Vaporeux, filmé plus que simplement avec juste quelques split-screens pour faire joli, le film semble ne faire que dans l'anecdote, alignant les petites histoires et les personnages sympathiques mais semblant ne rien raconter d'important. Inhabituel de la part d'un Ang Lee qui a toujours su, par le biais de son scénariste James Schamus, donner du corps à ses sujets, en accroître l'intérêt en transcendant le fond. C'est la désorientation qui prime, d'autant que le film n'est visiblement pas assez drôle pour se contenter de n'être qu'une comédie. Ce n'est qu'au fil des scènes, à mesure que l'on s'installe dans ce petit univers champêtre et détendu, que l'ensemble commence enfin à prendre forme et à se trouver une justification : le film décolle enfin lorsque le héros cesse de regarde ses chaussures et décide de profiter de la fête, de s'affirmer un peu, et de profiter du contexte pour passer enfin à l'âge adulte. Non seulement les débuts flottants prennent une autre signification, mais tout ce qui suit devient réellement délectable.

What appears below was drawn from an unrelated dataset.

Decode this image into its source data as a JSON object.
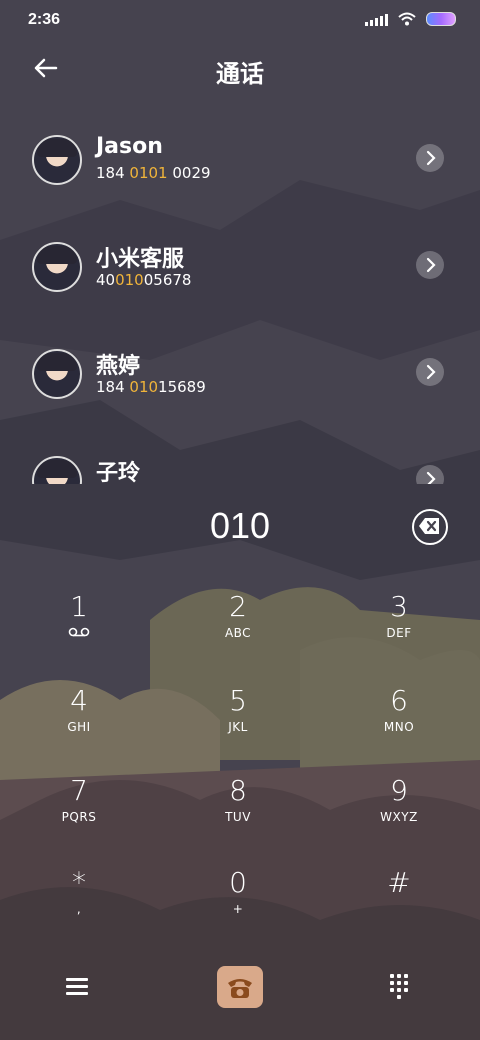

C'est par quelques passages obligés évoquant la drogue, la libération sexuelle et tout ce qui fait l'esprit Woodstock que le personnage principal prend enfin confiance. La prestation de Demetri Martin est si parfaite que se crée alors une proximité sentimentale avec ce petit mec qui a besoin de dire merde à ses parents, de crier haut et fort son homosexualité, et de se lâcher un peu au lieu de vivre comme un vieux. Hôtel Woodstock s'achève très joliment par cette description d'une libération individuelle s'inscrivant au coeur d'une révélation collective. En intégrant la petite histoire dans la grande, Lee et Schamus ont trouvé, certes un peu tard, l'identité de leur film, qui manque un peu de corps mais gagnera à être revu, rien que pour apprécier encore une fois la qualité supérieure de l'interprétation.
Hôtel Woodstock (Taking Woodstock) d'Ang Lee. 2h. Sortie : 23/09/2009.